(ots) - Die Bundesrepublik Deutschland kann die
Seenotrettung auf Nord- und Ostsee aus der Luft kaum noch
gewährleisten. Das legen vertrauliche Dokumente aus dem zuständigen
Bundesverkehrsministerium nahe, die dem NDR Politikmagazin "Panorama
3" vorliegen (Sendung: Dienstag, 27. Januar, 21.15 Uhr, NDR
Fernsehen).
Bei Unglücken mit größeren Schiffen verlässt sich das Ministerium
bislang auf die Such- und Rettungshubschrauber der Marine. Die
betreffenden Helikopter vom Typ "Sea King" sind jedoch bereits 40
Jahre alt. In dem vertraulichen Bericht wird explizit vor einem
"Ausfallrisiko" der Hubschrauber gewarnt. Der Bericht stellt "eine z.
T. kritische Verfügbarkeit der Helikopter bis hin zu einer
vollständigen Stilllegung der Sea-King-Flotte" fest.
Nach NDR Informationen waren zuletzt von den insgesamt 21 "Sea
King"-Hubschraubern regelmäßig nur noch vier oder weniger Maschinen
einsetzbar. Manchmal war sogar nicht ein einziger Hubschrauber
einsatzfähig. Dies hat erhebliche Auswirkungen auf die Rettungskette,
die in Notfällen greift. Laut internem Bericht war zum Beispiel im
Jahr 2013 "überwiegend nur eine von zwei SAR-Außenstellen mit einem
einsatzklaren Helikopter besetzt".
Besonders betroffen war nach Informationen von "Panorama 3" die
Such- und Rettungs-Außenstelle Warnemünde an der Ostsee. Im
vergangenen Jahr stand dort weniger als einen Monat lang ein
einsatzfähiger Hubschrauber bereit. Auch für 2015 ist bis auf
weiteres keine Stationierung eines Hubschraubers in Warnemünde
vorgesehen. Rettungseinsätze in der Ostsee müsste die Marine
demzufolge von den Rettungsstellen an der Nordsee aus, von Nordholz
bei Cuxhaven oder Helgoland, fliegen. "Das würde von Nordholz bereits
bis in die Mecklenburger Bucht eine Stunde Flugzeit bedeuten, bei
einer Fluggeschwindigkeit von rund 90 Knoten", kritisiert Reinhard
Schlepphorst, Vorsitzender der Interessengemeinschaft des fliegenden
und luftfahrzeugtechnischen Personals der Bundeswehr. Für den Bereich
Ostsee sei demnach die Stunde Rettungszeit, die bis zur medizinischen
Versorgung von Verletzten eigentlich empfohlen werde, nicht mehr
einzuhalten.
Ein Marine-Sprecher räumt ein: "Wir müssen einen erheblichen
Aufwand betreiben, um die Einsatzfähigkeit sicherzustellen." Dennoch,
so der Sprecher, erfülle die Marine ihre Aufträge. Bislang habe es
keinen Fall gegeben, "wo wir nicht rechtzeitig da waren, wenn wir
gerufen wurden".
Für den Vorsitzenden des Verteidigungsausschusses im Deutschen
Bundestag, Hans-Peter Bartels, ist dies nur eine Frage der Zeit. Er
bezeichnet die derzeitige Lage als "desaströs". Bartels: "Wir können
von Glück sagen, dass wir kein großes Unglück hatten."

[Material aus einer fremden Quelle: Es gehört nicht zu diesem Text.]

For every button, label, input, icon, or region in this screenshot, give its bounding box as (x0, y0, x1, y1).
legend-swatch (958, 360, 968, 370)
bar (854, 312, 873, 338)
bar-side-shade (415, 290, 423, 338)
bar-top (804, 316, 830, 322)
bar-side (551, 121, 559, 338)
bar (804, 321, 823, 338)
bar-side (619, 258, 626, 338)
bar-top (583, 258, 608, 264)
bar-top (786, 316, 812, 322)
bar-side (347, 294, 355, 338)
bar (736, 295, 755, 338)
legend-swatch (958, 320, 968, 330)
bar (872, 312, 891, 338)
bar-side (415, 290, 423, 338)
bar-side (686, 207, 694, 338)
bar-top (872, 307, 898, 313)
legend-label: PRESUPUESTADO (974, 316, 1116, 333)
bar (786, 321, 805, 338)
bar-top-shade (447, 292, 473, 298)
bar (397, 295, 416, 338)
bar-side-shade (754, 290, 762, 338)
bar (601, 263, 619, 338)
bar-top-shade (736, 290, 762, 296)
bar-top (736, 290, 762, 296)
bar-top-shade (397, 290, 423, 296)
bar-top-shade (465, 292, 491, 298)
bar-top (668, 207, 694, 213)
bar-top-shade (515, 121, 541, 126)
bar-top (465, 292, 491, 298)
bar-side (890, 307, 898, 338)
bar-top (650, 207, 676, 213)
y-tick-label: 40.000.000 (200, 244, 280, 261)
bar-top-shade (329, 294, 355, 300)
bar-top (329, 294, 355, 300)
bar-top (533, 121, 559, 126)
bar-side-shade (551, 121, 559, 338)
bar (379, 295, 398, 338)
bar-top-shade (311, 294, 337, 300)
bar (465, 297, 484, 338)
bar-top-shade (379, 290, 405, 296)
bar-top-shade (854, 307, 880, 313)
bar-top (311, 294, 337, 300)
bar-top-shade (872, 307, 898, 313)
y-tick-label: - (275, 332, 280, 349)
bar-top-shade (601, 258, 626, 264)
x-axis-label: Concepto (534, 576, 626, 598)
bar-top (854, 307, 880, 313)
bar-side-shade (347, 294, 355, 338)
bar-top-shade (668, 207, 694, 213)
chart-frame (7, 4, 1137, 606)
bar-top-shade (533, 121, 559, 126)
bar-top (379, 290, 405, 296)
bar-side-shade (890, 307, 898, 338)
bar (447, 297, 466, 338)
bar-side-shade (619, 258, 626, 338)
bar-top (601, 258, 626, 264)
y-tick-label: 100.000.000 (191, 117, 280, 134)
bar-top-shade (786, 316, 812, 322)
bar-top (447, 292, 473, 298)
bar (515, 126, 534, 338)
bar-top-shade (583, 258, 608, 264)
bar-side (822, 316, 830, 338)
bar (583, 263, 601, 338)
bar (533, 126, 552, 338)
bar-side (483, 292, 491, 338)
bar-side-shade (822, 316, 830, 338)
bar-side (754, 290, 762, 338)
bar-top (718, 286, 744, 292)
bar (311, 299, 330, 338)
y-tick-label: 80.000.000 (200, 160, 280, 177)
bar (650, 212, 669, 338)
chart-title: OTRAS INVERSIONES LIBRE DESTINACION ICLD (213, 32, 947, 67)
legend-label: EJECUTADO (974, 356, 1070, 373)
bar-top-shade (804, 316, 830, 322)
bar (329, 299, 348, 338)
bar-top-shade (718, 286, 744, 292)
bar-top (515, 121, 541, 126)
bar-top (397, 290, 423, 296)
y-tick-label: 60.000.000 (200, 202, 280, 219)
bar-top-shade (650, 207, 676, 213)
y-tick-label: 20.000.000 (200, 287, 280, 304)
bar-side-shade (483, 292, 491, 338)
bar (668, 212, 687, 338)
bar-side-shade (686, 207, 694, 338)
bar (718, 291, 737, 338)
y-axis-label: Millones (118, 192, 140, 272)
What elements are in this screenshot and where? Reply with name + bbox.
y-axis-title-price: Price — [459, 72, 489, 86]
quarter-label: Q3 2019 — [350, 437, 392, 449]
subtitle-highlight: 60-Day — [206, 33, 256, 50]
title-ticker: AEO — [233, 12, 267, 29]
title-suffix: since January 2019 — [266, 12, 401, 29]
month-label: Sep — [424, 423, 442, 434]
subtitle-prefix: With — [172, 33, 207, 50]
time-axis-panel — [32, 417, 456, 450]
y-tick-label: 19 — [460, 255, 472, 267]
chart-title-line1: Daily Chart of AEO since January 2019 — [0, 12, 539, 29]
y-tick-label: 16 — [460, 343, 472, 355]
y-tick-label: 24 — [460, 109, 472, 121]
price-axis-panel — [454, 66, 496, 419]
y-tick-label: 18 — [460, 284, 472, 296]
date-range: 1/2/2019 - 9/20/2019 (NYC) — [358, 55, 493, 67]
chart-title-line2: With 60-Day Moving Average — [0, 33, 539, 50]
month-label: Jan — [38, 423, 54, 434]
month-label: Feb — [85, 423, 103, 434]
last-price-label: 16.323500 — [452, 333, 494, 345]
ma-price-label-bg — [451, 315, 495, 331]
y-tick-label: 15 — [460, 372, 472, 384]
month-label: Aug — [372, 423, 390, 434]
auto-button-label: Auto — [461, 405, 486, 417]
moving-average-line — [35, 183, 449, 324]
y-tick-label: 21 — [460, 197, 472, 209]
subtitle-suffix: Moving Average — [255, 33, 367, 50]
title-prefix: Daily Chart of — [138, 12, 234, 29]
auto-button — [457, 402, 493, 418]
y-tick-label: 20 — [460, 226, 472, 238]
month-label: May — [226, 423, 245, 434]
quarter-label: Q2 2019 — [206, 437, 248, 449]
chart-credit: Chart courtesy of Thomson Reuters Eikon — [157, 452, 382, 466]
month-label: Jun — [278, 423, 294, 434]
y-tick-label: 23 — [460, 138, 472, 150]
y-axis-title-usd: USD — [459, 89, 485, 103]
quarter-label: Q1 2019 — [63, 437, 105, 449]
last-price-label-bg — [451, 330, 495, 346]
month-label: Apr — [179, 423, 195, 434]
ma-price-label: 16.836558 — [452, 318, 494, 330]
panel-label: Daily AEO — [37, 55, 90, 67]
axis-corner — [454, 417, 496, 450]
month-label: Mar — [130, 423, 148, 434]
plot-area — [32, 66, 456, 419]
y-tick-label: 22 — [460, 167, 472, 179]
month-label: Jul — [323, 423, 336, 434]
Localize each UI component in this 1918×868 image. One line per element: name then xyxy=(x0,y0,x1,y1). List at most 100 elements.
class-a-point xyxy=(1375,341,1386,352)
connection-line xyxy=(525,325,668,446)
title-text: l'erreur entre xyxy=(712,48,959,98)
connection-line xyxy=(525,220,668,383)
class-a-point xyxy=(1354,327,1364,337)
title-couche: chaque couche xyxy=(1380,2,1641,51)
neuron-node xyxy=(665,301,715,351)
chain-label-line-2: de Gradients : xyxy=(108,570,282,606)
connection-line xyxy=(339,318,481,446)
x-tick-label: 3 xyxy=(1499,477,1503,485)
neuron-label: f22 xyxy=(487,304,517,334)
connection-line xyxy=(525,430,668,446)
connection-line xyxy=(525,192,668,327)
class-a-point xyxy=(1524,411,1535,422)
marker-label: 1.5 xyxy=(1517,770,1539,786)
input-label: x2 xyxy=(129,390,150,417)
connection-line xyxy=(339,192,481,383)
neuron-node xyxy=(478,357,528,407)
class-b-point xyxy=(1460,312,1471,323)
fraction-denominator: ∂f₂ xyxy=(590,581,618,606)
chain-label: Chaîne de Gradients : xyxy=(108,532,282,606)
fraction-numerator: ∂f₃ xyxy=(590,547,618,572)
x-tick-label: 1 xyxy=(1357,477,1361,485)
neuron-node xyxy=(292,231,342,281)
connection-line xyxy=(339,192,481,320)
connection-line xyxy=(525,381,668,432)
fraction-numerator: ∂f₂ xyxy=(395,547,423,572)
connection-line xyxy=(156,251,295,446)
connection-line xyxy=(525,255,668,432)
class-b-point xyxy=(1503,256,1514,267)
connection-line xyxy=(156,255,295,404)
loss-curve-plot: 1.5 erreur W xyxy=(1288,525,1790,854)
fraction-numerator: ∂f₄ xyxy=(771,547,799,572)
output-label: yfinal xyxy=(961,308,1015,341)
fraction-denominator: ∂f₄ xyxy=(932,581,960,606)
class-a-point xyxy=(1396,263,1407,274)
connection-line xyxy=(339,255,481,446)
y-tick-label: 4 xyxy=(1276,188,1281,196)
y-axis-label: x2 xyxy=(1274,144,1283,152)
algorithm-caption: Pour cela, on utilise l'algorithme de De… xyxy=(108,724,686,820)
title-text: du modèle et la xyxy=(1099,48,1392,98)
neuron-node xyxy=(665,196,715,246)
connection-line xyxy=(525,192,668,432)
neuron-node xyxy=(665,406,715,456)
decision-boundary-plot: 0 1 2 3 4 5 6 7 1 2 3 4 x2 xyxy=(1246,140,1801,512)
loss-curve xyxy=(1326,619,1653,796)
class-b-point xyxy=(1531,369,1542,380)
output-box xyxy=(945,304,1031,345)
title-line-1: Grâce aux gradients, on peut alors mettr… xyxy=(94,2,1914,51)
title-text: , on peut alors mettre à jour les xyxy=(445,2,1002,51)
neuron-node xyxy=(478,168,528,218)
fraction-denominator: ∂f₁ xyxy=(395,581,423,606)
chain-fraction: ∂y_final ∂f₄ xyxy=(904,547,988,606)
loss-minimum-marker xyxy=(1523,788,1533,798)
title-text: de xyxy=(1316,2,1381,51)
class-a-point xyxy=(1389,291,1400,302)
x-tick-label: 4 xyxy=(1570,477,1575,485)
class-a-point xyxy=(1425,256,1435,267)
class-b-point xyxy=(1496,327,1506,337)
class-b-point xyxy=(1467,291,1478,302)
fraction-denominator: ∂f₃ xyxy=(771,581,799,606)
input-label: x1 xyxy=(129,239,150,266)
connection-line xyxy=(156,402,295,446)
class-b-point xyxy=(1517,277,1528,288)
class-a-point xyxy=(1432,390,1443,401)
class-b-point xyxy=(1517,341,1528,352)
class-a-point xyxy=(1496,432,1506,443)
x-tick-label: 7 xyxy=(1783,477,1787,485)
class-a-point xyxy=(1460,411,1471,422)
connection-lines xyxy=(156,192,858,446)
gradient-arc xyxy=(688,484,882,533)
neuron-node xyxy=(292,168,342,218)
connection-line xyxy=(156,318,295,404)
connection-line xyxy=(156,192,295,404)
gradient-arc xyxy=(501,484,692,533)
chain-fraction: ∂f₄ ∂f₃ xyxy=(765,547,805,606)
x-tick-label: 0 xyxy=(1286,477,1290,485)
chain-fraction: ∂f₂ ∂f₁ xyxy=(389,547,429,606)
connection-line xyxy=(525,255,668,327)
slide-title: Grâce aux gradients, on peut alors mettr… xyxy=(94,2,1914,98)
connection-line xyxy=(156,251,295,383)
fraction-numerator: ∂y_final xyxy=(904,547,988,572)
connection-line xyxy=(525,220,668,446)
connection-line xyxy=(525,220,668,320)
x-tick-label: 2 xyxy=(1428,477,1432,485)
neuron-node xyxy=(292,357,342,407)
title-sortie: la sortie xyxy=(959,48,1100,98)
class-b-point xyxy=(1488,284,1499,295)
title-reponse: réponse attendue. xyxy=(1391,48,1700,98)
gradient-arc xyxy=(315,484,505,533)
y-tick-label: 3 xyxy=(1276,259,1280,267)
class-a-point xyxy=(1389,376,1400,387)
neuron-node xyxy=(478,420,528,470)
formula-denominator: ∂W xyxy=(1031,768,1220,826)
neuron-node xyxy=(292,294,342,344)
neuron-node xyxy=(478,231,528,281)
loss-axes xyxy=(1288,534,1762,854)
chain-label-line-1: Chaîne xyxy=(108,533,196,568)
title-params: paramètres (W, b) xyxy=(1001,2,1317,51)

Das Verkehrsministerium wollte sich auf Anfrage bislang nicht
äußern.
Das Bundesverkehrsministerium soll eine flächendeckende
Rettungskette in Nord- und Ostsee sicherstellen. Zwar kann das
Havariekommando, das bei großen Seeunglücken zuständig ist, im
Ernstfall auch auf Hubschrauber der Bundespolizei und eingeschränkt
auf private Rettungshubschrauber zurückgreifen. Doch die
Bundespolizei ist nicht verpflichtet, im Notfall Hubschrauber bereit
zu stellen, eine solche Verpflichtung gibt es für nur einen
Privatanbieter. Die Marinehubschrauber sind deshalb für das
Havariekommando nach eigener Aussage unverzichtbar.